Continuing healthcare funding system failing patients, says PAC

19 Jan 18

Too many people's care is compromised because they do not know NHS continuing healthcare funding exists and are not helped to navigate “the hugely complicated process” involved, the public accounts committee has said.

In a report on continuing healthcare funding, MPs on the committee said people whose applications were assessed “spend too long waiting to find out if they are eligible for funding, and to receive the essential care that they need” and, in some cases, died while awaiting a decision.

Clinical commissioning groups were inconsistent in how they interpreted assessment criteria, leading to “unacceptable variation between areas in the number of people assessed as eligible to receive CHC funding”.

This ranged from 28 to 356 people per 50,000 population, the report said.

The committee chair, Labour’s Meg Hillier, said: “Conditions such as Alzheimer’s disease and multiple sclerosis have devastating effects on sufferers and their loved ones.
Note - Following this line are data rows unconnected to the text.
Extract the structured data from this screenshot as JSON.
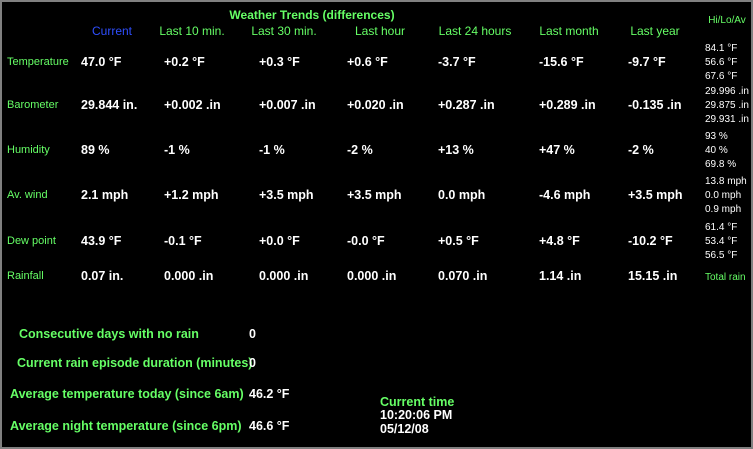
{
  "title": "Weather Trends (differences)",
  "columns": [
    "Current",
    "Last 10 min.",
    "Last 30 min.",
    "Last hour",
    "Last 24 hours",
    "Last month",
    "Last year",
    "Hi/Lo/Av"
  ],
  "rows": [
    {
      "label": "Temperature",
      "values": [
        "47.0 °F",
        "+0.2 °F",
        "+0.3 °F",
        "+0.6 °F",
        "-3.7 °F",
        "-15.6 °F",
        "-9.7 °F"
      ],
      "hilo": [
        "84.1 °F",
        "56.6 °F",
        "67.6 °F"
      ]
    },
    {
      "label": "Barometer",
      "values": [
        "29.844 in.",
        "+0.002 .in",
        "+0.007 .in",
        "+0.020 .in",
        "+0.287 .in",
        "+0.289 .in",
        "-0.135 .in"
      ],
      "hilo": [
        "29.996 .in",
        "29.875 .in",
        "29.931 .in"
      ]
    },
    {
      "label": "Humidity",
      "values": [
        "89 %",
        "-1 %",
        "-1 %",
        "-2 %",
        "+13 %",
        "+47 %",
        "-2 %"
      ],
      "hilo": [
        "93 %",
        "40 %",
        "69.8 %"
      ]
    },
    {
      "label": "Av. wind",
      "values": [
        "2.1 mph",
        "+1.2 mph",
        "+3.5 mph",
        "+3.5 mph",
        "0.0 mph",
        "-4.6 mph",
        "+3.5 mph"
      ],
      "hilo": [
        "13.8 mph",
        "0.0 mph",
        "0.9 mph"
      ]
    },
    {
      "label": "Dew point",
      "values": [
        "43.9 °F",
        "-0.1 °F",
        "+0.0 °F",
        "-0.0 °F",
        "+0.5 °F",
        "+4.8 °F",
        "-10.2 °F"
      ],
      "hilo": [
        "61.4 °F",
        "53.4 °F",
        "56.5 °F"
      ]
    },
    {
      "label": "Rainfall",
      "values": [
        "0.07 in.",
        "0.000 .in",
        "0.000 .in",
        "0.000 .in",
        "0.070 .in",
        "1.14 .in",
        "15.15 .in"
      ],
      "hilo": [
        "Total rain"
      ]
    }
  ],
  "summary": [
    {
      "label": "Consecutive days with no rain",
      "value": "0"
    },
    {
      "label": "Current rain episode duration (minutes)",
      "value": "0"
    },
    {
      "label": "Average temperature today (since 6am)",
      "value": "46.2 °F"
    },
    {
      "label": "Average night temperature (since 6pm)",
      "value": "46.6 °F"
    }
  ],
  "clock": {
    "label": "Current time",
    "time": "10:20:06 PM",
    "date": "05/12/08"
  }
}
“Help with meeting the costs of ongoing care can make a critical difference to their quality of life.

“It is therefore distressing to see the system intended to support such people fall short on so many fronts.”

Hillier said oversight of continuing healthcare funding had been poor and the government should ensure people with continuing healthcare needs were aware of the help available and received timely care.

The committee said NHS England should hold CCGs to account for delays in assessments, and find out the extent of further delays in providing care packages once funding had been agreed.

It was unclear to the PAC how CCGs could make the £855m efficiency savings required of them by 2020−21 without restricting access to care, either by increasing eligibility thresholds or by limiting care packages. 

“We are concerned that this ambition will result simply in giving CHC funding to fewer people, or giving people less care, or both,” the report said.

It called on NHS England to provide the committee by April with a costed breakdown of how these efficiency savings would be achieved, and assurance this would not be by means of restricting access to care for vulnerable patients.